Eating without our favorite TV show, our laptop, or our phones seems like mission impossible. Are we supposed to just sit there and eat? Isn’t that . . . weird? What do we do when we chew? Where do we look? We’ve become so consumed with multitasking, we barely even realize we’re eating in the first place. When you eat while watching TV, reading the news on your phone, or otherwise not engaging with your food, you risk overeating—and you miss out on that mindful connection to your food.
Make your kitchen a no-technology zone and force yourself to focus on your meal. It will be totally awkward at first if you’ve grown used to dining phone-in-hand, but practice makes perfect. Pretty soon, you’ll start craving that self-care time, as chances are, those will be the only moments in your day when you’ll get the chance to unplug.

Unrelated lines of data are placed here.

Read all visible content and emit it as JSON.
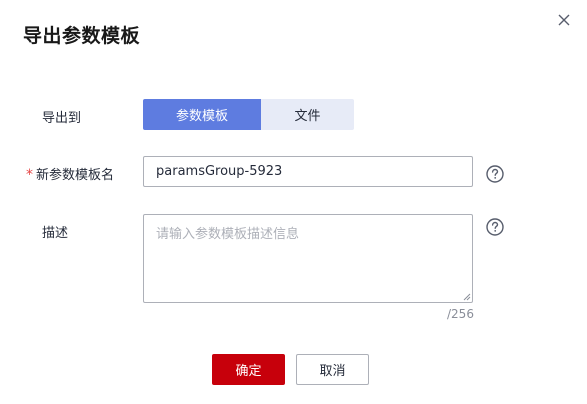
{
  "dialog": {
    "title": "导出参数模板",
    "close_icon": "close-icon"
  },
  "form": {
    "export_to_label": "导出到",
    "export_options": [
      "参数模板",
      "文件"
    ],
    "selected_export": "参数模板",
    "template_name_label": "新参数模板名",
    "required_mark": "*",
    "template_name_value": "paramsGroup-5923",
    "description_label": "描述",
    "description_placeholder": "请输入参数模板描述信息",
    "description_counter": "/256",
    "help_icon": "question-circle-icon"
  },
  "footer": {
    "confirm_label": "确定",
    "cancel_label": "取消"
  },
  "colors": {
    "accent": "#5e7ce0",
    "primary_button": "#c7000b",
    "required": "#e54545"
  }
}
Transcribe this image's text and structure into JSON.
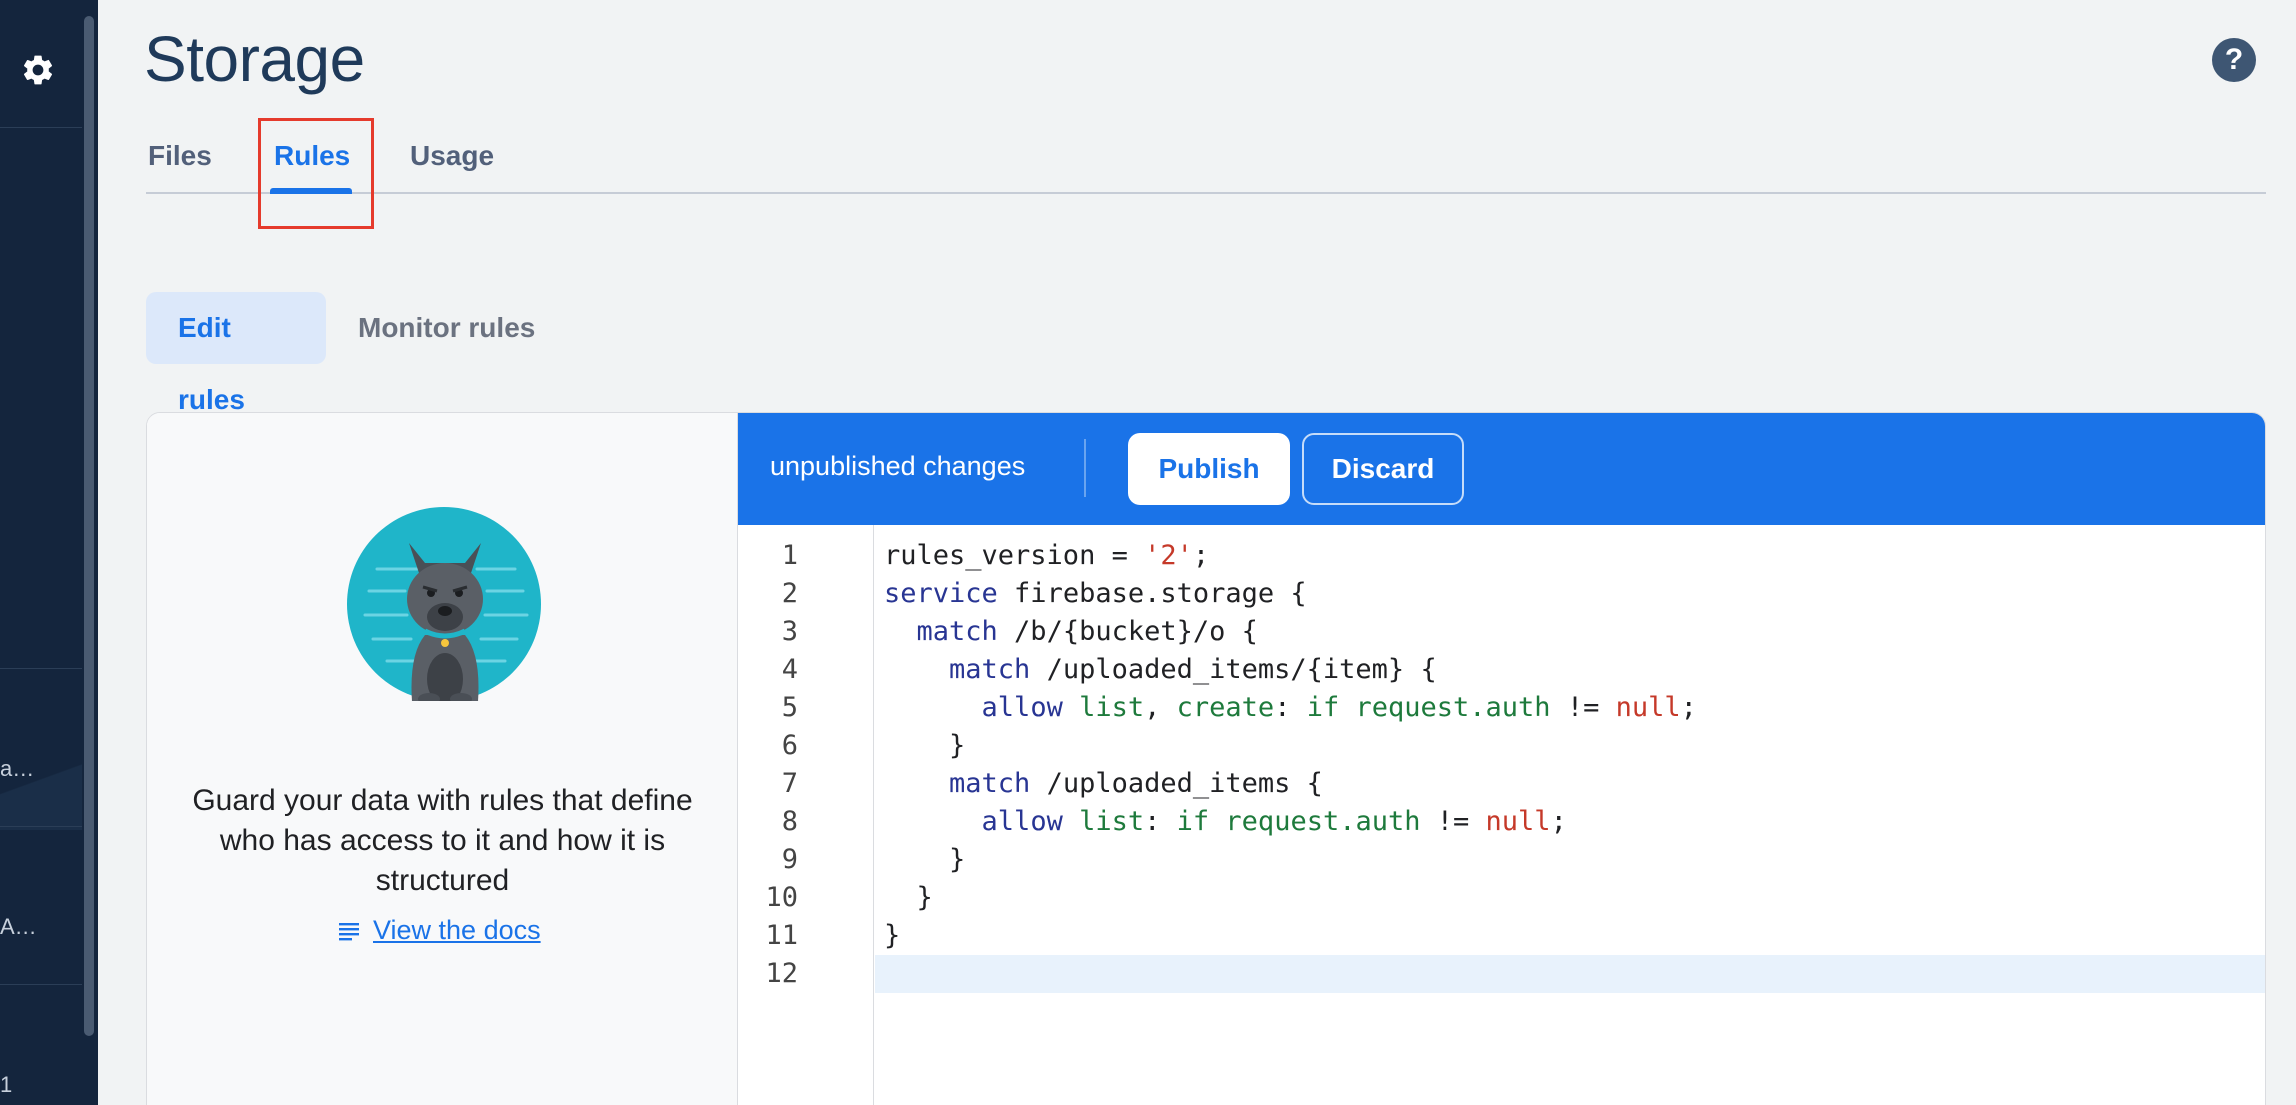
{
  "sidebar": {
    "gear_icon": "gear-icon",
    "text_a": "a…",
    "text_b": "A…",
    "text_c": "1"
  },
  "header": {
    "title": "Storage",
    "help_icon": "help-icon",
    "help_glyph": "?"
  },
  "tabs": [
    {
      "label": "Files",
      "active": false
    },
    {
      "label": "Rules",
      "active": true
    },
    {
      "label": "Usage",
      "active": false
    }
  ],
  "subtabs": {
    "edit": "Edit rules",
    "monitor": "Monitor rules"
  },
  "info_panel": {
    "text": "Guard your data with rules that define who has access to it and how it is structured",
    "docs_link": "View the docs"
  },
  "editor": {
    "status": "unpublished changes",
    "publish_label": "Publish",
    "discard_label": "Discard",
    "line_numbers": [
      "1",
      "2",
      "3",
      "4",
      "5",
      "6",
      "7",
      "8",
      "9",
      "10",
      "11",
      "12"
    ],
    "code": [
      "rules_version = '2';",
      "service firebase.storage {",
      "  match /b/{bucket}/o {",
      "    match /uploaded_items/{item} {",
      "      allow list, create: if request.auth != null;",
      "    }",
      "    match /uploaded_items {",
      "      allow list: if request.auth != null;",
      "    }",
      "  }",
      "}",
      ""
    ]
  },
  "colors": {
    "accent": "#1a73e8",
    "sidebar": "#14253d",
    "highlight": "#e53a2c"
  }
}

Focus on What You’re Eating, Not What You’ll Have Next
We all know that feeling of eating a salad while our minds picture a juicy slice of chocolate cake we plan to have later. Although our thoughts here aren’t wandering off to our to-do list or unanswered emails, we’re still thinking about something else rather than being mindful of the food that’s currently on the plates in front of us. If you’re eating a salad, focus on the ingredients it’s composed of. Focus on the reason why you’re eating them and what kind of amazing nutrients you’re adding into your body. That way, when you have your chocolate dessert later, you’ll be able to say you enjoyed your whole meal, not just one part of it.
Eating is one of those activities that comes naturally to us because we have to do it multiple times a day, every single day of our lives. It’s no wonder we don’t make a big deal of it, and more times than not, we turn it into a great opportunity to do something else at the same time. Turning our attention back to the food we’re consuming and starting to eat more mindfully is a real task, and let’s be honest—the distractions aren’t decreasing. Push back against them, though, and start eating more mindfully today. Step by step, you can turn your eating routine into a full-blown rest-and-digest activity.